Jumat, 14 November 2014

Bukan Buah Biasa


Seorang turis Korea terheran-heran melihat satu tandan besar pisang diberikan kepada monyet-monyet di Kebun Binatang Ragunan. “Pisang itu kan mahal,” katanya. Betul. Di negara-negara beriklim dingin, pisang termasuk buah mewah. Tidak semua orang bisa menikmati pisang, maupun sekadar melihat pohonnya. Faktanya, hanya 85 dari sekitar 230 negara di dunia yang bisa bertanam pisang karena diberkati iklim tropis. Indonesia termasuk produsen nomor enam terbesar, setelah India, Brasil, Ekuador, Filipina, dan China. Indonesia memasok sekitar 5% dari 70-juta ton pisang yang diperdagangkan setiap tahun di bumi ini.
Pisang, buah pertama dan terakhir yang dapat dikonsumsi manusia. Mulai dari bayi hingga saat sakit karena tua menjelang mati, manusia boleh makan pisang. Makanya etnis Jawa menyematkan nama gedhang, akronim dari digeget bubar madhang alias dinikmati sesudah makan. Kajian ilmiah menyebutkan setiap 100 gram buah pisang mengandung 1,2 g protein, 0,3 g lemak, 17 mg kalsium, 78 mg karoten, 88 mg kalium, 27,2 g karbohidrat, 0,4 g serat, dan 116 kkal energi.
Faktanya, pisang tak cuma dinikmati sebagai buah meja. Ada pisang tanduk yang menjadi andalan untuk membuat pisang goreng. Pisang batu tak pernah absen untuk membuat rujak. Bahkan ada pisang abaca yang batangnya bisa dipintal menjadi serat.
Batang pisang alias gedebong pun masih bermanfaat. Seni pedalangan di Jawa mengandalkan gedebong untuk menancapkan wayang saat pagelaran. Gedebong juga kaya zat pertumbuhan sehingga dipakai untuk menunmbuhkan pakan di kolam baru sebelum bibit ikan ditebar.
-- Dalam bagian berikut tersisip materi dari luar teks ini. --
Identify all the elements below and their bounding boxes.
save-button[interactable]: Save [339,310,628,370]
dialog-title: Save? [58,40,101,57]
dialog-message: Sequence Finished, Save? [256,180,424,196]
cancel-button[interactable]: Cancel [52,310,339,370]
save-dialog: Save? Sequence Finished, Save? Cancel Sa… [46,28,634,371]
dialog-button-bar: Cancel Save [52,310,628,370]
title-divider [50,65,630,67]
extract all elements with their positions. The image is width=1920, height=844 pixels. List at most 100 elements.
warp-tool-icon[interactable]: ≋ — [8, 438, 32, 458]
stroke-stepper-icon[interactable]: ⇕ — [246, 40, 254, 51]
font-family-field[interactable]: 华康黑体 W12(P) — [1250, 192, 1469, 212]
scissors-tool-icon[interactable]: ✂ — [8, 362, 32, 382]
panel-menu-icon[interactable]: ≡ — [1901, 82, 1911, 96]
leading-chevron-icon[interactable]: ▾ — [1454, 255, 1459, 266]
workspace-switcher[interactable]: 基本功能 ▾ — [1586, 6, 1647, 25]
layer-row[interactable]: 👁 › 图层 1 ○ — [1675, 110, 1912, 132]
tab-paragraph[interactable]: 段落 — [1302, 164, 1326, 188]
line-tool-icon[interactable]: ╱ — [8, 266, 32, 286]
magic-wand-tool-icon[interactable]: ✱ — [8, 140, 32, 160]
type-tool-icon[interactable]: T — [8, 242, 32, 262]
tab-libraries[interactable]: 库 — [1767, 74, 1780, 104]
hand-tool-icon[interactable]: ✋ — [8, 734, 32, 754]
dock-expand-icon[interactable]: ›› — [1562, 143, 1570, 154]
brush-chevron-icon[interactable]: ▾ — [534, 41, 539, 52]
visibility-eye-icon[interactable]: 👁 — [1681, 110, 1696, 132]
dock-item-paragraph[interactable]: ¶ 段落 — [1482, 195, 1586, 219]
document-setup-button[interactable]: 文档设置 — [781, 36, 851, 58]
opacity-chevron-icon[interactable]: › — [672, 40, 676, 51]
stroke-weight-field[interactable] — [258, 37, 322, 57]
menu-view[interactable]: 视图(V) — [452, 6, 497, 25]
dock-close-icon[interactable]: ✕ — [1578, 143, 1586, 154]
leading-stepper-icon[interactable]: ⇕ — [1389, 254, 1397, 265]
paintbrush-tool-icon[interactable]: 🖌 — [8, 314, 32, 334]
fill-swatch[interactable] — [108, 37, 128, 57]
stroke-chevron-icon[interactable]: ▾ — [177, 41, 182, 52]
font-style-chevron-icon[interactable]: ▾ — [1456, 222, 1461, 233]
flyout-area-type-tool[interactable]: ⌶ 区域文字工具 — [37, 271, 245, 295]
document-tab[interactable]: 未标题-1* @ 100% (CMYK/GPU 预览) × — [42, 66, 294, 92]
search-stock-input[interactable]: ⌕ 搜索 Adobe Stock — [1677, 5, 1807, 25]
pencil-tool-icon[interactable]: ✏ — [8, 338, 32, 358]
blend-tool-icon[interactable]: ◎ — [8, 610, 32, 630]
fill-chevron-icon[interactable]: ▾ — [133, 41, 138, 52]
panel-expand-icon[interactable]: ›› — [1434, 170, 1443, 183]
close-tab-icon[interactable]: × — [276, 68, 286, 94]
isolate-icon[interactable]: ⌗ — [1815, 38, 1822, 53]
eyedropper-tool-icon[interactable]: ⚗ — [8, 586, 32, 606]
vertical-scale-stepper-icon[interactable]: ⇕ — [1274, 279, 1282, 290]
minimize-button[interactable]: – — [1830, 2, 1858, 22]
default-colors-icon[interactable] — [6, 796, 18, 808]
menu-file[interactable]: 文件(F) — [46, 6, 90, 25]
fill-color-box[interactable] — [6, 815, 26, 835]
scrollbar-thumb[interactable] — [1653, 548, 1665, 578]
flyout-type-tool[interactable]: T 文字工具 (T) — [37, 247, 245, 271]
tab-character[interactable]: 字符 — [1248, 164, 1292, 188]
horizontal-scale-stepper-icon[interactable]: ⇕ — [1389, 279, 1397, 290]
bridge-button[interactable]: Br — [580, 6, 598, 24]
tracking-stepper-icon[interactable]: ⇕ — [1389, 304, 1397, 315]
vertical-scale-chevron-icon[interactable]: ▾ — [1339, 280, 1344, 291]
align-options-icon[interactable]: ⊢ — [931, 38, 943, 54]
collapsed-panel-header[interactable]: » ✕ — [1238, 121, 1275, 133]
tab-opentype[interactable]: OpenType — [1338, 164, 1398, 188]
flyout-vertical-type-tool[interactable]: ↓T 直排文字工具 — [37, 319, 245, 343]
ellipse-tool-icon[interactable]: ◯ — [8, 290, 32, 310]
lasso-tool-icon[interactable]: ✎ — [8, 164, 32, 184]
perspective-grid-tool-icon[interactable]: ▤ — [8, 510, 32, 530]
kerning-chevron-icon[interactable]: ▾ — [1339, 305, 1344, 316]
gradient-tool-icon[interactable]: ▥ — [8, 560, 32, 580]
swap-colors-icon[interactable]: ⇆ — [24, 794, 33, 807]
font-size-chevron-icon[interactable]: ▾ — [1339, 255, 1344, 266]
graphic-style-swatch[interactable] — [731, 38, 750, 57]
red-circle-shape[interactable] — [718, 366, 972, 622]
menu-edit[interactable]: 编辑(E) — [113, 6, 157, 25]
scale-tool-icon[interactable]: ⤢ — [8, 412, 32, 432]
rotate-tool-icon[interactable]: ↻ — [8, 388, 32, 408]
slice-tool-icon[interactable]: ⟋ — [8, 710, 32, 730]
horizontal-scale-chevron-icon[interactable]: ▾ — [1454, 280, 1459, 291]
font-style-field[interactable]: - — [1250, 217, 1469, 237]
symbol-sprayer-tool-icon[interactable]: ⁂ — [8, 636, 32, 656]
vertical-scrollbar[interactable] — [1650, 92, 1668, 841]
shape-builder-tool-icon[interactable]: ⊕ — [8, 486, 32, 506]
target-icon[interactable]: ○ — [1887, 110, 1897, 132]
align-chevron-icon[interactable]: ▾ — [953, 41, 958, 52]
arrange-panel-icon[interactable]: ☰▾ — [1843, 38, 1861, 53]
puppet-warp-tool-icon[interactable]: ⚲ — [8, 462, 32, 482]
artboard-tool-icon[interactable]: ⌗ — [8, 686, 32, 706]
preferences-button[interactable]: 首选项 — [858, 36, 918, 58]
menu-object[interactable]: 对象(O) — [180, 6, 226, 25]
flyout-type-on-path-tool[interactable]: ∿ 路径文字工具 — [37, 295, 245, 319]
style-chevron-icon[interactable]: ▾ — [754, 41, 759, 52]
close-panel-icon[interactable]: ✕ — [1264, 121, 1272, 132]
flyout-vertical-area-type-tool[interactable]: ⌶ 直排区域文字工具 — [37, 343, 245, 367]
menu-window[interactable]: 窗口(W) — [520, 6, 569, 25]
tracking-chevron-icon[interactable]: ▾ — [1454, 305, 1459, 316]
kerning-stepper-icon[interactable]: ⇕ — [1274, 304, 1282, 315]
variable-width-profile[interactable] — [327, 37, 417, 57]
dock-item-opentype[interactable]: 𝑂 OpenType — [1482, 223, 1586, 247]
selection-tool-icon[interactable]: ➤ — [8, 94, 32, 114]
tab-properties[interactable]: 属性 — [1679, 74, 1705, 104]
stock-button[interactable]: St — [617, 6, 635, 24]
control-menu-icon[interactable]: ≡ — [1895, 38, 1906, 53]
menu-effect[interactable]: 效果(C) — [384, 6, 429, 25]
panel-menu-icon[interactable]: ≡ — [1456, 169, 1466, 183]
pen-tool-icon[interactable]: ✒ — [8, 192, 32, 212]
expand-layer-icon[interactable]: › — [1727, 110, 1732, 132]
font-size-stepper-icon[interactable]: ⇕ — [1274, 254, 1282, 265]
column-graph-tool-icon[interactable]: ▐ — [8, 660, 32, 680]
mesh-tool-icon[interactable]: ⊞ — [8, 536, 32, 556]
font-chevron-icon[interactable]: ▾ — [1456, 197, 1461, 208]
Siapa pun tak akan menolak sepiring nasi hangat dan pecel jantung pisang di waktu makan. Coba, berapa banyak makanan tradisional yang tersaji dalam kemasan daun pisang? Tidak usah disebutkan, yang jelas memang banyak. Ternyata, pohon multimanfaat tak cuma kelapa. Toh, tidak perlu repot mengganti lambang pramuka dengan pohon pisang. Nikmati saja sore anda dengan pisang goreng dan secangkir teh hangat.